Артамон Сергеевич приехал из приказа не поздно не рано, а когда вся Москва про то стояние заговорила и поглазеть прибежала.
Челобитие царский сват принял, челобитчиков, а заодно и москвичей, промерзших на морозе, поил водкой и отпустил с миром.
На другой день приехал в Кремль спозаранок. Раннюю отстоял с Алексеем Михайловичем, с Натальей Кирилловной в их домовой церкви.
После службы государь подошёл, глянул в глаза. Артамон Сергеевич поклонился:
— Прости меня за суету. Боюсь, Афанасий Лаврентьевич вместо мира войну привезёт. Казаки терпят-терпят, но возвращение Киева примут как измену. На нас же и пойдут. И с королём, и с татарами.
Алексей Михайлович перекрестился:
— Сам вчера целый день вздыхал. Но что же делать-то?
— Назначить в посольство иных.
— Отставить Афанасия Лаврентьевича? — На лице Алексея Михайловича мелькнул испуг. — Да ведь он уж очень суров!
— Война посуровее будет.
— Ах, Боже мой! Боже мой! — В глазах царя блеснули слёзы. — Спасибо, Артамон. Я уж и так думал, и этак прикидывал. Разве что Волынского послать, Василия Семёныча? Умишком его Бог не наградил, но меня слушается... Афанасий-то Лаврентьевич уж как глянет, уж как скажет!

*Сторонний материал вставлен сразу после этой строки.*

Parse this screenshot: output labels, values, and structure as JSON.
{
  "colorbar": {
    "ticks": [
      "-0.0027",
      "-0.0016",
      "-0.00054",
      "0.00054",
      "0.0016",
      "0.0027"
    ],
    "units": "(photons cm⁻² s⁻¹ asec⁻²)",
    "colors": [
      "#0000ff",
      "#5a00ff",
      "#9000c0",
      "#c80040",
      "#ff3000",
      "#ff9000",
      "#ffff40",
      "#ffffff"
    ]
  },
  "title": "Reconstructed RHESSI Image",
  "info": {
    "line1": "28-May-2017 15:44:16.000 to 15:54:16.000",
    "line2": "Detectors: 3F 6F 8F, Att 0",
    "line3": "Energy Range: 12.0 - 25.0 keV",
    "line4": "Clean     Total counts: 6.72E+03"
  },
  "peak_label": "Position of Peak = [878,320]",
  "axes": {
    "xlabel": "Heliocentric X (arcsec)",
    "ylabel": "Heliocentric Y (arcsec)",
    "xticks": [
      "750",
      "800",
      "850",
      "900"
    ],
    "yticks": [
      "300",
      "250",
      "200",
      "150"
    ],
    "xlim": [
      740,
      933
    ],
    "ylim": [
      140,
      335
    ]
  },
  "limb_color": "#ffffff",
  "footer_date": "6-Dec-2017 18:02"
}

С лёгким сердцем расставался Артамон Сергеевич с государем, но миновал день, другой... И все эти дни к дому Артамона Сергеевича приходили люди Малороссейской слободы, на колени вставали. Матвеев от царя не утаивал о сих пришествиях.
Наконец дело свершилось: Афанасий Лаврентьевич Ордин-Нащокин от посольства был отставлен. Поднялся горою, ударил челом, чтоб и от Посольского приказа отставили. Вскипевшие обиды изливал в письме великому государю. Поминал всех своих врагов и все свои службы, всё доброе, всё великое... Но в Кремле на этот раз не медлили. Вчера сказал: не нужен в посольстве, так и приказ заберите! — ответ наутро: свободен. Был алмазом истины в царской шапке, а вышвырнули, как камешек, что в чёботе ногу колет.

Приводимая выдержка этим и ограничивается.